Bagikan artikel ini :

Kita Adalah Anak Allah

2 Samuel 9:1-13

Lihatlah, betapa besarnya kasih yang dikaruniakan Bapa kepada kita, sehingga kita disebut anak-anak Allah, dan memang kita adalah anak-anak Allah.
- 1 Yohanes 3:1a

Status kita sebagai anak Allah bukan terjadi karena kita secara natural adalah anak-Nya, tetapi karena kita diadopsi ke dalam keluarga Allah melalui Kristus. Proses adopsinya dilakukan oleh Roh Kudus serta dilakukan di dalam Kristus dan oleh Kristus. Melalui adopsi sebagai anak, Kristus menjadi yang sulung bagi kita. “Ialah kepala tubuh, yaitu jemaat. Ialah yang sulung, yang pertama bangkit dari antara orang mati, sehingga Ia yang lebih utama dalam segala sesuatu.” (Kol. 1:18).

Allah mengasihi kita bukan karena kita baik dan benar, tetapi karena Kristus baik dan benar. Teolog R.C. Sproul mencontohkan kasus adopsi ini melalui kisah Mefiboset, anak Yonatan, sahabat baik Daud. Ketika Daud sudah menjadi raja ia mencari sisa keluarga Saul sesuai janji kasihnya kepada Yonatan. Rupanya masih ada Mefiboset, anak laki-laki Yonatan.

Ketika Mefiboset dipanggil menghadap, Daud berkata kepadanya, “Janganlah takut, sebab aku pasti akan menunjukkan kasihku kepadamu oleh karena Yonatan, ayahmu; aku akan mengembalikan kepadamu segala ladang Saul, nenekmu, dan engkau akan tetap makan sehidangan dengan aku.” (ay. 7). Ayat 11b menyatakan bahwa Mefiboset makan sehidangan dengan Daud sebagai salah seorang anak raja. Ini berarti Daud mengadopsi Mefiboset sebagai anaknya.
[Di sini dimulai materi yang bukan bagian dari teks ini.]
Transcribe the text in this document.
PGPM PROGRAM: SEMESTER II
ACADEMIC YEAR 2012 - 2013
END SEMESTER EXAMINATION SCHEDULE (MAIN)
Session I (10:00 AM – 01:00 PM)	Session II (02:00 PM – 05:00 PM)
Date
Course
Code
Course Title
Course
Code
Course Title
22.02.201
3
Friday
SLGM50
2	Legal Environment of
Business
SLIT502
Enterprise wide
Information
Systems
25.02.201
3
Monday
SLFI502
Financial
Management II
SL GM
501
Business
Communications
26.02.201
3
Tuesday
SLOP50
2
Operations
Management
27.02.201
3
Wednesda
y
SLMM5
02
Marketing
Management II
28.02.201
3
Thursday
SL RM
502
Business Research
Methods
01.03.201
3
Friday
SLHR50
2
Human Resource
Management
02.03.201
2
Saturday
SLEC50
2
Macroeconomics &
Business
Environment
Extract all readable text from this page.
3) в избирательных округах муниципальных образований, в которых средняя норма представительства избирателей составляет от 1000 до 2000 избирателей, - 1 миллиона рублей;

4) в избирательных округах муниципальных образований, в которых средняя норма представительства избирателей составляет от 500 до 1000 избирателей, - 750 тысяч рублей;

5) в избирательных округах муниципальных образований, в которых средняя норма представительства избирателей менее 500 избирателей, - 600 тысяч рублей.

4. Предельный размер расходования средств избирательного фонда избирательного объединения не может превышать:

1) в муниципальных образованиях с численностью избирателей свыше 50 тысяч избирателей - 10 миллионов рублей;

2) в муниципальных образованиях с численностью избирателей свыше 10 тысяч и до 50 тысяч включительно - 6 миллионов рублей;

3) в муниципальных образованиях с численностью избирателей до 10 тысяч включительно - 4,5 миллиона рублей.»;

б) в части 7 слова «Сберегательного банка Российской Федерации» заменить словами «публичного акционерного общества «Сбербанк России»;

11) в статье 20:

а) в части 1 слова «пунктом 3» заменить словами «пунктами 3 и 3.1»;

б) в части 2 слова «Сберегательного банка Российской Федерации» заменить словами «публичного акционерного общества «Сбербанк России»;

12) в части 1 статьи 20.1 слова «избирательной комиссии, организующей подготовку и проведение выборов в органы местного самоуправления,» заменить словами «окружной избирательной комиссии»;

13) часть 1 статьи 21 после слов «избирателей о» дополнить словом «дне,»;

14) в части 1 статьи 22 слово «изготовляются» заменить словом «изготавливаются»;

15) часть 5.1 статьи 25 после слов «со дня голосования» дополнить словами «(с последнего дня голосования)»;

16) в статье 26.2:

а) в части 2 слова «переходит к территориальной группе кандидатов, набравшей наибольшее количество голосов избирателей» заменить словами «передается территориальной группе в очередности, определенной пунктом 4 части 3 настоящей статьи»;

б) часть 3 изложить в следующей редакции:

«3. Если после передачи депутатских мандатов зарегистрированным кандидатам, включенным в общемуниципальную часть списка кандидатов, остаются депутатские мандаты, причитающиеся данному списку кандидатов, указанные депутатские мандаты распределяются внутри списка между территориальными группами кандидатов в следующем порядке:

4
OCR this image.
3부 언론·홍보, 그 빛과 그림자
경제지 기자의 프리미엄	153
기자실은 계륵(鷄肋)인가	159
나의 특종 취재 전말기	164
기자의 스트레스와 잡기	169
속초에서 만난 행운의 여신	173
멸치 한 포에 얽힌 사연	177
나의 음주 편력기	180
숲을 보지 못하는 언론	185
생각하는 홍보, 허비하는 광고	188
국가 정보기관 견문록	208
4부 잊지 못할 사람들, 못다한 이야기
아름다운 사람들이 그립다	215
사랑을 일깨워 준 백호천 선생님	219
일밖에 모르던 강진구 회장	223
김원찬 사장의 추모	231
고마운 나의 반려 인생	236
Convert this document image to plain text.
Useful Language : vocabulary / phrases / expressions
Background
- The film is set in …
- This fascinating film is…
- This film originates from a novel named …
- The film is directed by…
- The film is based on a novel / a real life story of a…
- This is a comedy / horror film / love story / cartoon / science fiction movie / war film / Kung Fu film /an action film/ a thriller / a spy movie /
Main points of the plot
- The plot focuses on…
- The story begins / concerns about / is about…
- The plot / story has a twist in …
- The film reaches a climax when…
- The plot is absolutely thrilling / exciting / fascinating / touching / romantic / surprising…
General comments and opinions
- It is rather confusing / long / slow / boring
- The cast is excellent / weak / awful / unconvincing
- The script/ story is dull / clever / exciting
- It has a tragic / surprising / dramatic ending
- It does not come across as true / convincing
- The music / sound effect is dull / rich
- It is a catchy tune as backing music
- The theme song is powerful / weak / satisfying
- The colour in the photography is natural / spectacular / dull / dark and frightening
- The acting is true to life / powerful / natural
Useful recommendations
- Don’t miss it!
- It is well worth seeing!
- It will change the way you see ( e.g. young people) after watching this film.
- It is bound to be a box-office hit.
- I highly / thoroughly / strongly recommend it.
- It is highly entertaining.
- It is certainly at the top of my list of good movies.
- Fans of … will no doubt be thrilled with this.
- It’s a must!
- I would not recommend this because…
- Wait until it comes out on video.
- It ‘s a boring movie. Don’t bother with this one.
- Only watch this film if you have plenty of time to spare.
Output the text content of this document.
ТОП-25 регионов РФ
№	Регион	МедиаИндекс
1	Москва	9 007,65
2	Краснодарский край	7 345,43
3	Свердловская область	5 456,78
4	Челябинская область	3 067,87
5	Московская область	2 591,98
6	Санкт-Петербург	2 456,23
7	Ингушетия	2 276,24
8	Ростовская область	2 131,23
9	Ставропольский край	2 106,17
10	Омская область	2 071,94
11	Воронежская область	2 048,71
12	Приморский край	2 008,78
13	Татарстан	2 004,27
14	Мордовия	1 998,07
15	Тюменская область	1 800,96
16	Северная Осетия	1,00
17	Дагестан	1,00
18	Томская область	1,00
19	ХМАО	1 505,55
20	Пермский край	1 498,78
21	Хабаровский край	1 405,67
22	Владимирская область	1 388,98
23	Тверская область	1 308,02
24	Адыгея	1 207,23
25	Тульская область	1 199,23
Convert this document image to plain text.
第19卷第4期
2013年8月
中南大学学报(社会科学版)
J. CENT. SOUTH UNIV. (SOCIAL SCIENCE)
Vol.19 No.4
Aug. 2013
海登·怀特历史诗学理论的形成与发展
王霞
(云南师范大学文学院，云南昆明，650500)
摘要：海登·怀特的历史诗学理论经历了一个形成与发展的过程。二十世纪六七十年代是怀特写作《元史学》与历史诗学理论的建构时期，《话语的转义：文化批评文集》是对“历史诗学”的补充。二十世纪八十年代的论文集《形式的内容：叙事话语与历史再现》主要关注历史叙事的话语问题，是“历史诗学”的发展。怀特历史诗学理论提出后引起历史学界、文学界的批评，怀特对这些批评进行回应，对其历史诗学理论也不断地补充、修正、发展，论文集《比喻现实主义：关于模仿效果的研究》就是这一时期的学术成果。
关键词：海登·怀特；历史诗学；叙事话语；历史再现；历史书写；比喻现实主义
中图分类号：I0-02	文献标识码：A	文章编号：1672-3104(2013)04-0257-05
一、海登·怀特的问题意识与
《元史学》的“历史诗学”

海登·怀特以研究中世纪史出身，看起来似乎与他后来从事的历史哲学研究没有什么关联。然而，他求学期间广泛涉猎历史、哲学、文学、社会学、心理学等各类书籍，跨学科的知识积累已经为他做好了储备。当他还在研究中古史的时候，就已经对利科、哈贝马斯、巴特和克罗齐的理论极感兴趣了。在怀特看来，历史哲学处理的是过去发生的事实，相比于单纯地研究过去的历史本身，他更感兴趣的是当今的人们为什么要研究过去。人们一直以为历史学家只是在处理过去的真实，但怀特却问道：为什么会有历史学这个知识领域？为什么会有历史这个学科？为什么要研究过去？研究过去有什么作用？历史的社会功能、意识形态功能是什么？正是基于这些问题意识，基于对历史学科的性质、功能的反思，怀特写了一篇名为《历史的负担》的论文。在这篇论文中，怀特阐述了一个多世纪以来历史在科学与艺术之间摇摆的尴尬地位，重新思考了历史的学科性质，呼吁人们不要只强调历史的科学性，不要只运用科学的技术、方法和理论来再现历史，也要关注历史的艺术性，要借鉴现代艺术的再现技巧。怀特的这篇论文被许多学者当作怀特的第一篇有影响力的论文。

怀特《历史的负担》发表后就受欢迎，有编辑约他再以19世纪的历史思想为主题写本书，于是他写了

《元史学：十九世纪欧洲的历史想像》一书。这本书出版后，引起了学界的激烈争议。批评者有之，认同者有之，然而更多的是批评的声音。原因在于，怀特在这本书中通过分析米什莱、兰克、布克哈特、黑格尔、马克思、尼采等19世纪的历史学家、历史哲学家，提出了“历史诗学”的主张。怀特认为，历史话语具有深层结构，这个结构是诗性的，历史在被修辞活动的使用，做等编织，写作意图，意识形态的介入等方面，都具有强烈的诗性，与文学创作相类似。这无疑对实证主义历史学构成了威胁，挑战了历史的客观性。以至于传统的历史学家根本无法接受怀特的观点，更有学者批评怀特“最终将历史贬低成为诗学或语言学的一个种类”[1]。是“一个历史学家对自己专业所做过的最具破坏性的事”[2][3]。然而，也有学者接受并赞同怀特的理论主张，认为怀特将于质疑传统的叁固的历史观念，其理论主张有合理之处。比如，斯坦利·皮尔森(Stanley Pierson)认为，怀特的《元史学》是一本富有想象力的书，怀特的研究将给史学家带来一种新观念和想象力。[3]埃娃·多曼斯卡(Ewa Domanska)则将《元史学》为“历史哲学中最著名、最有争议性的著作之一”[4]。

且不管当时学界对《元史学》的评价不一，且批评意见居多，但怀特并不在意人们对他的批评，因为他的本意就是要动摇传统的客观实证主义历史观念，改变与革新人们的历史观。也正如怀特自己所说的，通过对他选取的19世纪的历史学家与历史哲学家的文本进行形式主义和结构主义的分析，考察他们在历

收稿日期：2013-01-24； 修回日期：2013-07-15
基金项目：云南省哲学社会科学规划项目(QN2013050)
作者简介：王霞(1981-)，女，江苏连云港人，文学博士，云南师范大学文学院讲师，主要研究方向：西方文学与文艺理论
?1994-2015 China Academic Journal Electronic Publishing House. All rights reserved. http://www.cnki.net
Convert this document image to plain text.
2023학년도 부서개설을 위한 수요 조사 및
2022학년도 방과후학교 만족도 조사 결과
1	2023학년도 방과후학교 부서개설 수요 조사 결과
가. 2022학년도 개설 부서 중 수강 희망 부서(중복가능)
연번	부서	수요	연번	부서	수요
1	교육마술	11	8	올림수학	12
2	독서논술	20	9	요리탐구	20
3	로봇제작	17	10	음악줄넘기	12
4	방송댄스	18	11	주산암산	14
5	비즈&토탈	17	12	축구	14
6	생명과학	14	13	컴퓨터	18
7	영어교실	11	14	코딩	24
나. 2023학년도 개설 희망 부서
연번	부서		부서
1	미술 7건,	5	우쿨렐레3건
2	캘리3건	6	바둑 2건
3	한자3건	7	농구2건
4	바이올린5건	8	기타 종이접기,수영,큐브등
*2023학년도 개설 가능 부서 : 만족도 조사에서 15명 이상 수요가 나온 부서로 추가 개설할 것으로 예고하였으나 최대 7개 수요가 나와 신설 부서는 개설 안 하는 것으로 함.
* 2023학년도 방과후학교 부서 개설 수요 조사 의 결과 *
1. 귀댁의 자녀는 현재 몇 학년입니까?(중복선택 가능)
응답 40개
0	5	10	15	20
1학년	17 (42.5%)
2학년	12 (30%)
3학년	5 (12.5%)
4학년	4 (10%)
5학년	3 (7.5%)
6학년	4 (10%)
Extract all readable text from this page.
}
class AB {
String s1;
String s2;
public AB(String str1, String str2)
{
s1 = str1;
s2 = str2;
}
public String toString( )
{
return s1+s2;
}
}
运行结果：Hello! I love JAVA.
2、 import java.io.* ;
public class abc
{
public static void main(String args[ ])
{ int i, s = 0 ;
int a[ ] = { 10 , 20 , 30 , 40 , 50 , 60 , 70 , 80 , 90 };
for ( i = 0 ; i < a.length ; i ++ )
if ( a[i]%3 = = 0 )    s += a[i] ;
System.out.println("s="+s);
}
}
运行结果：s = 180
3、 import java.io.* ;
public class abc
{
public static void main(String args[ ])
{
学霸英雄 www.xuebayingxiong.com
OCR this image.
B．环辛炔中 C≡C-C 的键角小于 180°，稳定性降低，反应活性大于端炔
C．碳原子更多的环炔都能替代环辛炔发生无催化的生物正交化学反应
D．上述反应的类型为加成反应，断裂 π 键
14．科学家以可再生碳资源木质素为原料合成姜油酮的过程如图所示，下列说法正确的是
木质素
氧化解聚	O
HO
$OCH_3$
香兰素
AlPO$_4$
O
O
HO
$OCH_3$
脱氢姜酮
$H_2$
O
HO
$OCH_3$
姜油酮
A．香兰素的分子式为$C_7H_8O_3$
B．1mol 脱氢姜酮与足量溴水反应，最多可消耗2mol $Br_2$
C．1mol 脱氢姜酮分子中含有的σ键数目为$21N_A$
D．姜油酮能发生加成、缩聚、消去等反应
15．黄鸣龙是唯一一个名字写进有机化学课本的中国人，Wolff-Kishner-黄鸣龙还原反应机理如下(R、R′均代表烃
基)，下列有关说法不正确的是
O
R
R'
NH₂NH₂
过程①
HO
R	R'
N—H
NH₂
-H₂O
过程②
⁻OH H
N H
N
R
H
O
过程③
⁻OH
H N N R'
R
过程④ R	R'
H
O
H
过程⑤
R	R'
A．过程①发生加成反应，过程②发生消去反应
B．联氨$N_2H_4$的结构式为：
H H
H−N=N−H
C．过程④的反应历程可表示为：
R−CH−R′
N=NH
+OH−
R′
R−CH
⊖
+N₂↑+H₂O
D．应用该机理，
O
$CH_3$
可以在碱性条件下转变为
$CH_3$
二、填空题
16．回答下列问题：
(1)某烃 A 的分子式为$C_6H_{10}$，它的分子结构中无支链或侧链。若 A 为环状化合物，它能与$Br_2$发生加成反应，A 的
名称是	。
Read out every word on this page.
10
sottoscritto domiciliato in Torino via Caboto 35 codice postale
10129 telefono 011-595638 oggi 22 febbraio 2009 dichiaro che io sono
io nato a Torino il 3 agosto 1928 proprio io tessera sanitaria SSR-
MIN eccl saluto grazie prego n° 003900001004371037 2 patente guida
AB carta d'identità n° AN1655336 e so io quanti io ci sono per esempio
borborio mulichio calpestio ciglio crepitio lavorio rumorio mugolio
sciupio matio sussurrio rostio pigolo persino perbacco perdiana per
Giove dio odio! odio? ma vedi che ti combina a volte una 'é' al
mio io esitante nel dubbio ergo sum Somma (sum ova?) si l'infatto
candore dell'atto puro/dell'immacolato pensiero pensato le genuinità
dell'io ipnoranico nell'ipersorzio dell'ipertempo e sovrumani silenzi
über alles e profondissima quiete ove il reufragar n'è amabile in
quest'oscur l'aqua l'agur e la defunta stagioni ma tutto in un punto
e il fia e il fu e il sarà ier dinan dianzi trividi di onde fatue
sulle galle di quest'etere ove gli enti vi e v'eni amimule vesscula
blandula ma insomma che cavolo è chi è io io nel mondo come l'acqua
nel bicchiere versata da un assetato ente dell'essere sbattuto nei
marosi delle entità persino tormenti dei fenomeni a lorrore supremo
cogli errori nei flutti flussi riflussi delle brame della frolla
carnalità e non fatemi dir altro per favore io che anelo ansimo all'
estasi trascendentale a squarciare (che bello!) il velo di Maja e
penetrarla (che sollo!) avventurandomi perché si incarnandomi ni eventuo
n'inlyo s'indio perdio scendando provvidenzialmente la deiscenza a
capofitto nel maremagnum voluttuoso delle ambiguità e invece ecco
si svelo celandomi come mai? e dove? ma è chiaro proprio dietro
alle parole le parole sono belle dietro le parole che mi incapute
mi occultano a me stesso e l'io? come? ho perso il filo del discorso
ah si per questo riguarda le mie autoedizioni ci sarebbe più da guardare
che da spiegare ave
Menarik bahwa ayat 13 mengungkapkan bahwa kedua kaki Mefiboset timpang. Ketika ia berumur lima tahun, datang kabar tentang Saul dan Yonatan yang mati terbunuh. Maka inang pengasuhnya mengangkat ia lalu lari. Namun karena pengasuhnya lari terburu-buru, Mefisobet jatuh dan menjadi timpang. Inangnya kabur karena takut kepada Daud. Itulah sebabnya waktu Mefiboset menghadap Daud ia begitu ketakutan sampai Daud harus menenangkan dirinya. Ketika Daud menyatakan maksud baiknya, Mefiboset terkejut dan mengatakan “Apakah hambamu ini, sehingga engkau menghiraukan anjing mati seperti aku?” (ay. 8)

Anjing bukan hewan favorit di Israel kuno dan bahkan dianggap kotor. Mefiboset rupanya melihat dirinya tidak berharga. Sebagian dari kita pun mungkin merasa demikian. Namun, Allah mengasihi kita dan menjadikan kita anak-Nya terlepas dari kondisi diri kita. Allah melihat Kristus yang sudah memilih untuk mengasihi dan menebus kita.

Refleksi Diri:

  • Apakah Anda sadar akan status Anda sebagai anak Allah?
  • Bagaimana status ini akan memengaruhi sikap dan kehidupan Anda?